Homeobox protein Hox-C6 is a protein that in humans is encoded by the HOXC6 gene. Hox-C6 expression is highest in the fallopian tube and ovary. HoxC6 has been highly expressed in many types of cancers including prostate, breast, and esophageal squamous cell cancer.

== Function ==

This gene belongs to the homeobox family, members of which encode a highly conserved family of transcription factors that play an important role in morphogenesis in all multicellular organisms. Mammals possess four similar homeobox gene clusters, HOXA, HOXB, HOXC and HOXD, which are located on different chromosomes and consist of 9 to 11 genes arranged in tandem. This gene, HOXC6, is one of several HOXC genes located in a cluster on chromosome 12. Three genes, HOXC5, HOXC4 and HOXC6, share a 5' non-coding exon. Transcripts may include the shared exon spliced to the gene-specific exons, or they may include only the gene-specific exons. Alternatively spliced transcript variants encoding different isoforms have been identified for HOXC6. Transcript variant two includes the shared exon, and transcript variant one includes only gene-specific exons. HOXC6 plays a role in lymphoma. The HOXC6 isoform, HOXC6-2 is an active carcinogenic  for gastric cancer. It stimulates gastric cancer cells proliferation by acting as an oncogene. Downregulation of this gene's isoforms could potentially lead to less proliferation of certain cancerous cells. With the HOXC6-1 isoform, there were no statistically significant effects on migration, invasion, apoptosis, or proliferation when it was downregulated. According to a study in Cancer Cell International, suppression of the HOXC6 gene plays a role in blocking the TGF-β/SMAD cascade.
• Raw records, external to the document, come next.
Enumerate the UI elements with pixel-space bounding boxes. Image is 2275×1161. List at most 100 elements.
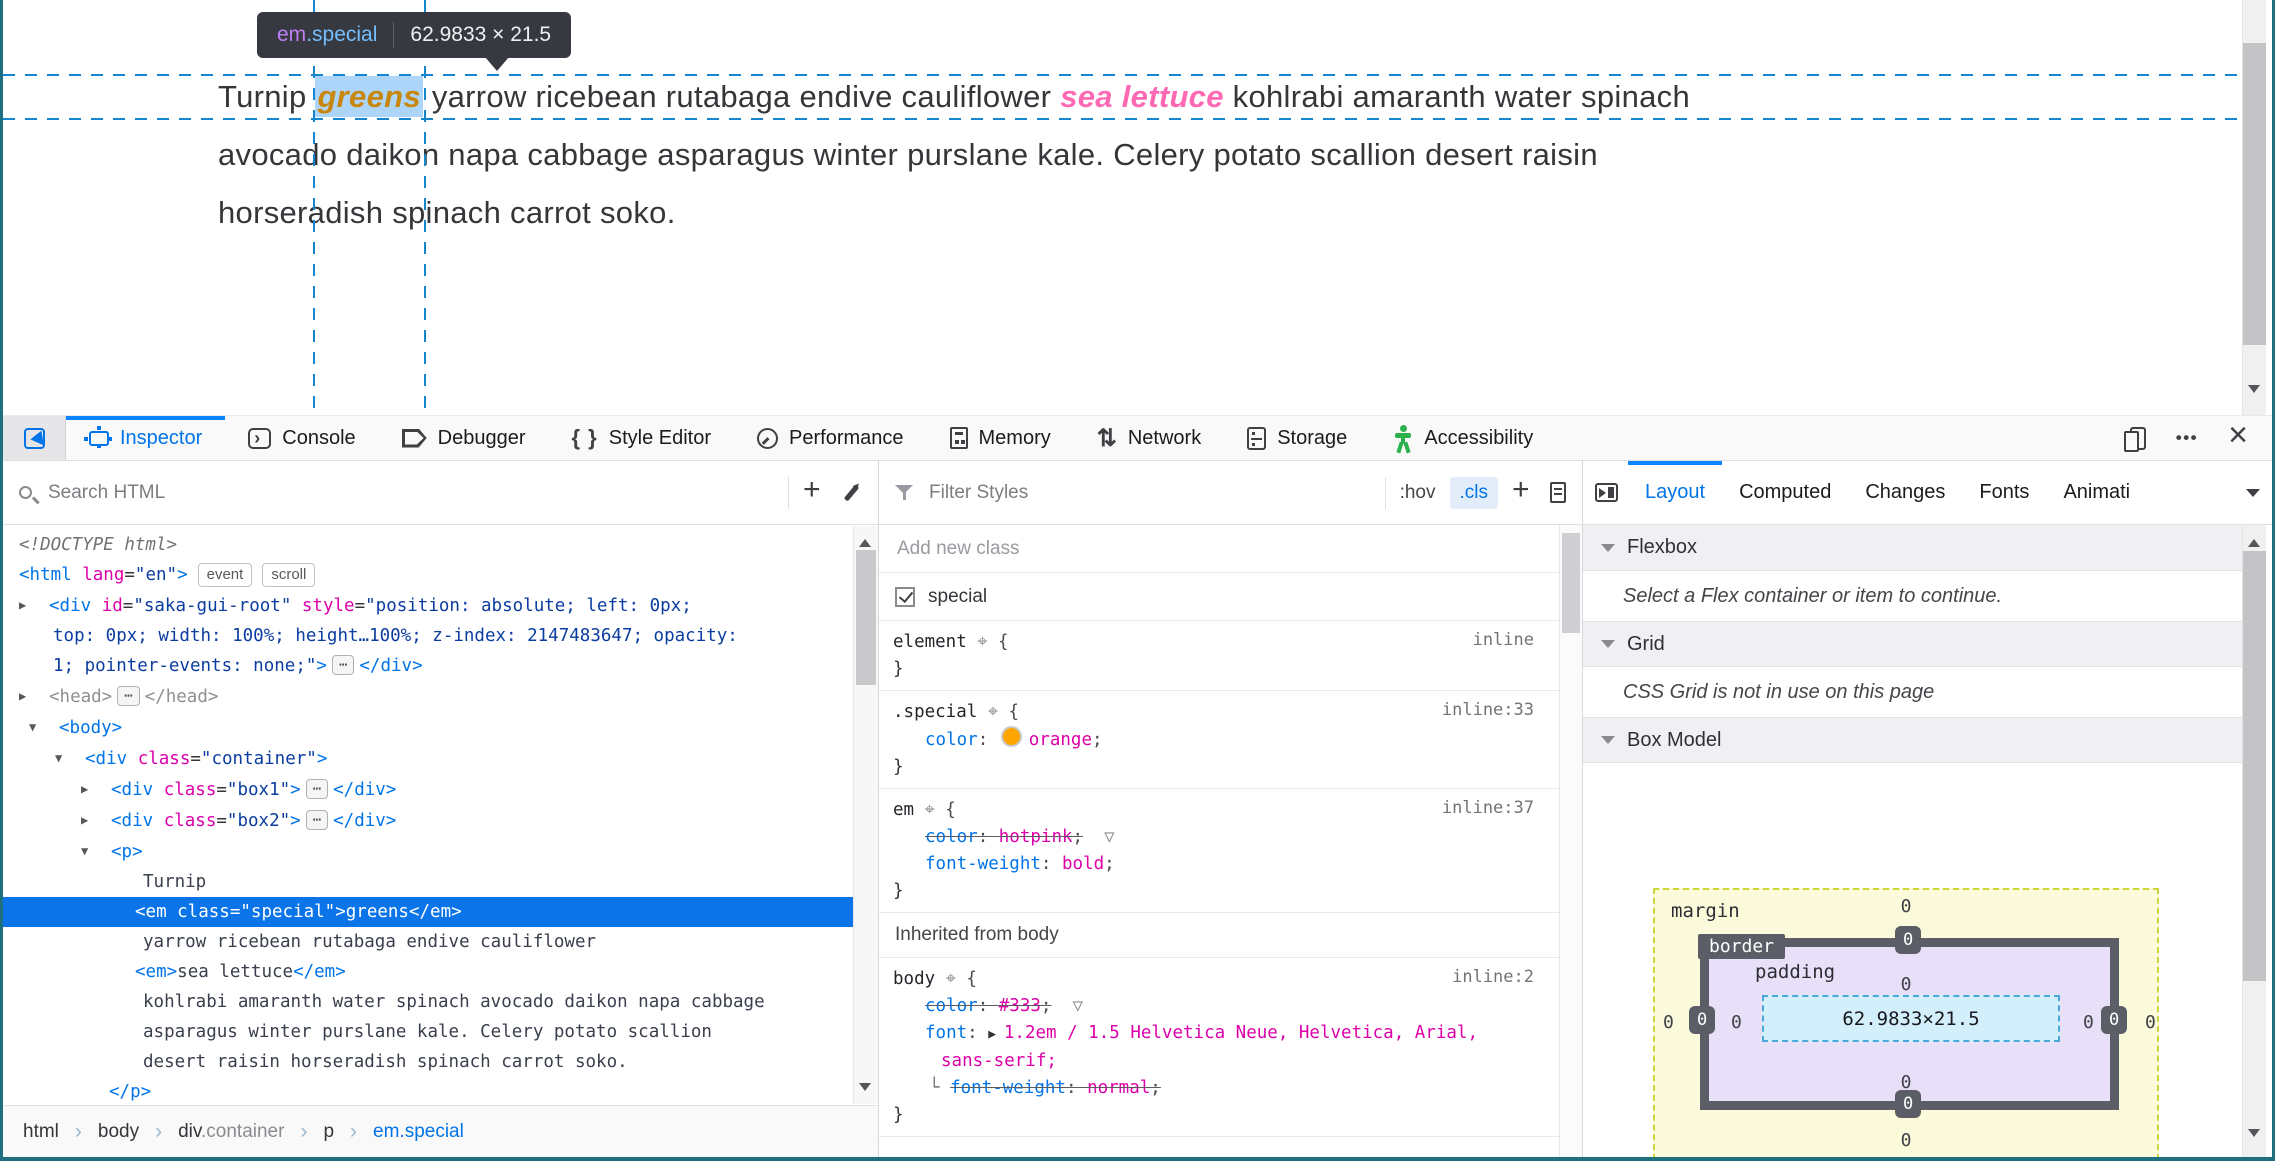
padding-left-value[interactable]: 0 — [1731, 1012, 1742, 1033]
rules-scrollbar-thumb[interactable] — [1562, 533, 1580, 633]
close-devtools-icon[interactable] — [2228, 425, 2248, 451]
tab-console[interactable]: Console — [225, 416, 378, 460]
box-model-content-box[interactable]: 62.9833×21.5 — [1762, 995, 2060, 1042]
markup-scrollbar-thumb[interactable] — [856, 550, 876, 685]
markup-row[interactable]: <em>sea lettuce</em> — [3, 957, 854, 987]
toggle-hover-button[interactable]: :hov — [1400, 482, 1436, 504]
border-bottom-value[interactable]: 0 — [1895, 1090, 1922, 1118]
sidebar-toggle-icon[interactable] — [1595, 483, 1618, 502]
toggle-classes-button[interactable]: .cls — [1449, 476, 1498, 509]
search-html-input[interactable] — [46, 480, 774, 505]
markup-scrollbar[interactable] — [853, 526, 878, 1104]
breadcrumb-item-em-special[interactable]: em.special — [373, 1121, 464, 1143]
tab-style-editor[interactable]: Style Editor — [549, 416, 735, 460]
padding-right-value[interactable]: 0 — [2083, 1012, 2094, 1033]
border-right-value[interactable]: 0 — [2101, 1006, 2128, 1034]
scroll-up-arrow-icon[interactable] — [2248, 533, 2260, 547]
markup-row[interactable]: <html lang="en"> event scroll — [3, 560, 854, 590]
grid-section-header[interactable]: Grid — [1583, 621, 2248, 667]
declaration-color-orange[interactable]: color: orange; — [879, 726, 1560, 754]
add-node-icon[interactable] — [803, 481, 827, 505]
margin-left-value[interactable]: 0 — [1663, 1012, 1674, 1033]
flexbox-section-header[interactable]: Flexbox — [1583, 525, 2248, 571]
markup-row[interactable]: asparagus winter purslane kale. Celery p… — [3, 1017, 854, 1047]
layout-scrollbar[interactable] — [2242, 525, 2266, 1157]
eyedropper-icon[interactable] — [843, 483, 860, 502]
breadcrumb-item-html[interactable]: html — [23, 1121, 59, 1143]
breadcrumb-item-body[interactable]: body — [98, 1121, 139, 1143]
tab-inspector[interactable]: Inspector — [66, 416, 225, 460]
tab-storage[interactable]: Storage — [1224, 416, 1370, 460]
tab-accessibility[interactable]: Accessibility — [1370, 416, 1556, 460]
declaration-font-weight-bold[interactable]: font-weight: bold; — [879, 851, 1560, 878]
markup-row[interactable]: ▶ <div class="box1"> ⋯ </div> — [3, 774, 854, 805]
token: ▶ — [19, 689, 27, 703]
declaration-font-weight-normal-overridden[interactable]: └ font-weight: normal; — [879, 1075, 1560, 1102]
margin-top-value[interactable]: 0 — [1655, 896, 2157, 917]
scroll-down-arrow-icon[interactable] — [2248, 1129, 2260, 1143]
tab-performance[interactable]: Performance — [734, 416, 927, 460]
markup-row[interactable]: <!DOCTYPE html> — [3, 530, 854, 560]
declaration-font-shorthand[interactable]: font: ▶ 1.2em / 1.5 Helvetica Neue, Helv… — [879, 1020, 1560, 1048]
add-new-class-input[interactable] — [895, 536, 1544, 561]
tab-layout[interactable]: Layout — [1628, 461, 1722, 524]
pick-element-button[interactable] — [3, 416, 66, 460]
tab-debugger[interactable]: Debugger — [379, 416, 549, 460]
token: = — [190, 749, 201, 769]
tab-computed[interactable]: Computed — [1722, 461, 1848, 524]
markup-row[interactable]: desert raisin horseradish spinach carrot… — [3, 1047, 854, 1077]
markup-row[interactable]: kohlrabi amaranth water spinach avocado … — [3, 987, 854, 1017]
box-model-section-header[interactable]: Box Model — [1583, 717, 2248, 763]
markup-row[interactable]: ▼ <p> — [3, 836, 854, 867]
token: : — [1065, 1078, 1088, 1098]
rule-location-link[interactable]: inline — [1473, 630, 1534, 650]
layout-scrollbar-thumb[interactable] — [2243, 551, 2266, 981]
padding-top-value[interactable]: 0 — [1655, 974, 2157, 995]
breadcrumb-item-div-container[interactable]: div.container — [178, 1121, 284, 1143]
pick-element-icon — [23, 427, 45, 449]
markup-row[interactable]: top: 0px; width: 100%; height…100%; z-in… — [3, 621, 854, 651]
add-rule-icon[interactable] — [1512, 481, 1536, 505]
rules-scrollbar[interactable] — [1559, 525, 1582, 1157]
markup-row[interactable]: ▶ <head> ⋯ </head> — [3, 681, 854, 712]
markup-row[interactable]: 1; pointer-events: none;"> ⋯ </div> — [3, 651, 854, 681]
breadcrumb-item-p[interactable]: p — [323, 1121, 334, 1143]
scroll-up-arrow-icon[interactable] — [859, 533, 871, 547]
all-tabs-dropdown-icon[interactable] — [2246, 489, 2260, 497]
filter-styles-input[interactable] — [927, 480, 1371, 505]
markup-row-selected[interactable]: <em class="special">greens</em> — [3, 897, 854, 927]
tab-network[interactable]: Network — [1074, 416, 1224, 460]
token: : — [967, 1023, 989, 1043]
responsive-design-mode-icon[interactable] — [2123, 426, 2146, 452]
markup-row[interactable]: yarrow ricebean rutabaga endive cauliflo… — [3, 927, 854, 957]
tab-animations[interactable]: Animati — [2046, 461, 2147, 524]
token: > — [316, 656, 327, 676]
stylesheet-icon[interactable] — [1550, 482, 1566, 503]
margin-bottom-value[interactable]: 0 — [1655, 1130, 2157, 1151]
markup-row[interactable]: ▶ <div class="box2"> ⋯ </div> — [3, 805, 854, 836]
rule-location-link[interactable]: inline:33 — [1442, 700, 1534, 720]
meatball-menu-icon[interactable] — [2176, 428, 2198, 448]
markup-row[interactable]: Turnip — [3, 867, 854, 897]
declaration-color-hotpink-overridden[interactable]: color: hotpink; ▽ — [879, 824, 1560, 851]
declaration-color-333-overridden[interactable]: color: #333; ▽ — [879, 993, 1560, 1020]
margin-right-value[interactable]: 0 — [2145, 1012, 2156, 1033]
rule-location-link[interactable]: inline:37 — [1442, 798, 1534, 818]
tab-fonts[interactable]: Fonts — [1962, 461, 2046, 524]
markup-row[interactable]: ▶ <div id="saka-gui-root" style="position… — [3, 590, 854, 621]
class-checkbox[interactable] — [895, 586, 915, 607]
markup-row[interactable]: ▼ <body> — [3, 712, 854, 743]
scroll-down-arrow-icon[interactable] — [859, 1083, 871, 1097]
page-scrollbar[interactable] — [2242, 0, 2266, 415]
page-scrollbar-thumb[interactable] — [2243, 43, 2266, 345]
border-left-value[interactable]: 0 — [1689, 1006, 1716, 1034]
rule-selector-line[interactable]: element ⌖ { — [879, 628, 1560, 656]
tab-memory[interactable]: Memory — [927, 416, 1074, 460]
border-top-value[interactable]: 0 — [1895, 926, 1922, 954]
html-tree: <!DOCTYPE html> <html lang="en"> event scr… — [3, 526, 854, 1104]
rule-location-link[interactable]: inline:2 — [1452, 967, 1534, 987]
tab-changes[interactable]: Changes — [1848, 461, 1962, 524]
markup-row[interactable]: ▼ <div class="container"> — [3, 743, 854, 774]
markup-row[interactable]: </p> — [3, 1077, 854, 1104]
scroll-down-arrow-icon[interactable] — [2248, 385, 2260, 399]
This then leads to the weakening of epithelial to mesenchymal transition for the cervical carcinoma.

== Knockout model ==
A knockout model using small interfering RNA showed that knockout of HOXC6 was associated with apoptosis. Additionally, the presence of HOXC6 was associated with inhibition of paclitaxel-induced apoptosis. Thus, HOXC6 was demonstrated to induce proliferative activity.